As David Warlick said it (2009), “Technology has inspired a shift from a hunting-and gathering information economy to the domestication of the information landscape.” (p.13). Over recent years, social media tools have been becoming more prominent as being the main resource of information for the younger generation. More and more, we tend to gravitate towards the usage of online tools to help make the information overload more manageable. An amazing example of such social media tool would be Pocket. Pocket is a social bookmarking site which one can use to save articles for later, but not only… Pocket gives you the ability to recommend and see recommended pieces by peers. As outlined by Daniel Nations (2016), this simplifies completely the process of finding relevant information, we no longer have to go through thousands of pages, online or in the library, to find the one that would best suit our needs. Through tags and folders, social media tools like Pocket, Pinterest, Twitter, Tumblr and many more, give us a more tailored result for our search and make our lives easier by organizing the overload of information we come across daily. By simply giving us the option to like, tag, favourite or put onto a board/folder, social media is already giving us a platform for a more structured use and reuse of all the information we find interesting.

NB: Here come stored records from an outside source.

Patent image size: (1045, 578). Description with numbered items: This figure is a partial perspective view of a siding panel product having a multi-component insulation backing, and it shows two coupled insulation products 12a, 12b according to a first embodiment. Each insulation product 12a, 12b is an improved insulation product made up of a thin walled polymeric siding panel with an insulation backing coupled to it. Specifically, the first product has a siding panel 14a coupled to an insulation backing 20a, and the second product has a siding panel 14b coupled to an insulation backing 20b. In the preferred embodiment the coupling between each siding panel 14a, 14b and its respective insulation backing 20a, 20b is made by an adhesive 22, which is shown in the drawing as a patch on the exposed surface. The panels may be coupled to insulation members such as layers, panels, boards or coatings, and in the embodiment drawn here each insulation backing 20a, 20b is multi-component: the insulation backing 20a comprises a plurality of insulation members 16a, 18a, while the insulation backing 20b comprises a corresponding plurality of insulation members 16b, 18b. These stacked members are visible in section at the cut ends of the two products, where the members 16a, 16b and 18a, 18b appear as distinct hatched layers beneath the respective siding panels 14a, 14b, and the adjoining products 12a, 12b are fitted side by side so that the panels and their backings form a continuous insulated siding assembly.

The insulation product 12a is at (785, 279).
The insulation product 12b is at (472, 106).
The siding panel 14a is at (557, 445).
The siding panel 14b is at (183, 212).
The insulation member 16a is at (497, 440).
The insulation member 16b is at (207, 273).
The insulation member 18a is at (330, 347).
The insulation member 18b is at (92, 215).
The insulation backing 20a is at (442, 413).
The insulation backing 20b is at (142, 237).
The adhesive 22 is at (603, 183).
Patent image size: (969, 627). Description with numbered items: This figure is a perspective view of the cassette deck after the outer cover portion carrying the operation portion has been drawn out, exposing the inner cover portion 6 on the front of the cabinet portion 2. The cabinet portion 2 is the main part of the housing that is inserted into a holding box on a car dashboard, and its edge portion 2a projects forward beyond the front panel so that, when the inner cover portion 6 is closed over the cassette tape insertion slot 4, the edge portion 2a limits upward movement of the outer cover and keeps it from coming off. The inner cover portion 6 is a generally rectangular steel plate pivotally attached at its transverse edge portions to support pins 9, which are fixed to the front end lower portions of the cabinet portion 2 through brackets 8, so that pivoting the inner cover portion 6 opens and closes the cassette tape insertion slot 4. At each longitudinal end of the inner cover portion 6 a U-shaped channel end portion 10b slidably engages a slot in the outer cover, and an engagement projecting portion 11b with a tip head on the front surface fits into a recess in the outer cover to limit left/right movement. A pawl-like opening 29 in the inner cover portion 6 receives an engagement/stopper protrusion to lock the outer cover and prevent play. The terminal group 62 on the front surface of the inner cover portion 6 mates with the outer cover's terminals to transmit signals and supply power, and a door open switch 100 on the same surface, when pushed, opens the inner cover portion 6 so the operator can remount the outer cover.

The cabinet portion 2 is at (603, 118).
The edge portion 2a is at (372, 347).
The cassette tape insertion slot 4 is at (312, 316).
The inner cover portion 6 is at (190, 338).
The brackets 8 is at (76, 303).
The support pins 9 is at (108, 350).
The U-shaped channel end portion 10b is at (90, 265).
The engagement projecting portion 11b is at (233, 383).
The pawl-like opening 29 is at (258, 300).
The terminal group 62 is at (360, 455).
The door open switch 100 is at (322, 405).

  1. Nations, D. (2016, November 2). What Is Social Bookmarking and Why Do It?. Retrieved from
  1. Warlick, D. (2009). Grow your personal learning network: New technologies can keep you connected and help you manage information overload. Learning & Leading with Technology36(6), 12-16.

Reflection for Badge #1

It will be a loss not to use the variety of tools available to us in this present age in our learning. Blogs and wikis are just two examples of how technologies can be beneficial to students around the world. The use of those spaces helps promote a collaborative environment, and transforms the once, hard cooperation among people in different location, to a much easier – boundary-less experience. However, the easy to use wikis are not beneficial only because of the “collaborative authoring” (Fulton, C. & McGuinness, C., 2016) that they allow. Wikipedia for example, along with many bogs out there, is a space for knowledge sharing. A space largely available to anyone with an internet connection that can be accessed from all locations in the world and serve the purpose of education. The opportunity given by those two tools, to link all kinds of other sites within them, makes it more valuable to any student, researching a topic of choice. Unlike physical books, with wikis and blogs, just a click can lead you to the next page of information about a different topic. On top of that blogs and wikis can provide an overview of a subject matter that might be hard to comprehend otherwise.


  1. Fulton, C., & McGuinness, C. (2016). Digital detectives: Solving information dilemmas in an online world.: Elsevier.
  2. Williams, Jeremy B. & Jacobs, Joanne S. (2004) Exploring the use of blogs as learning spaces in the higher education sector. Australasian Journal of Educational Technology20(2), pp. 232-247.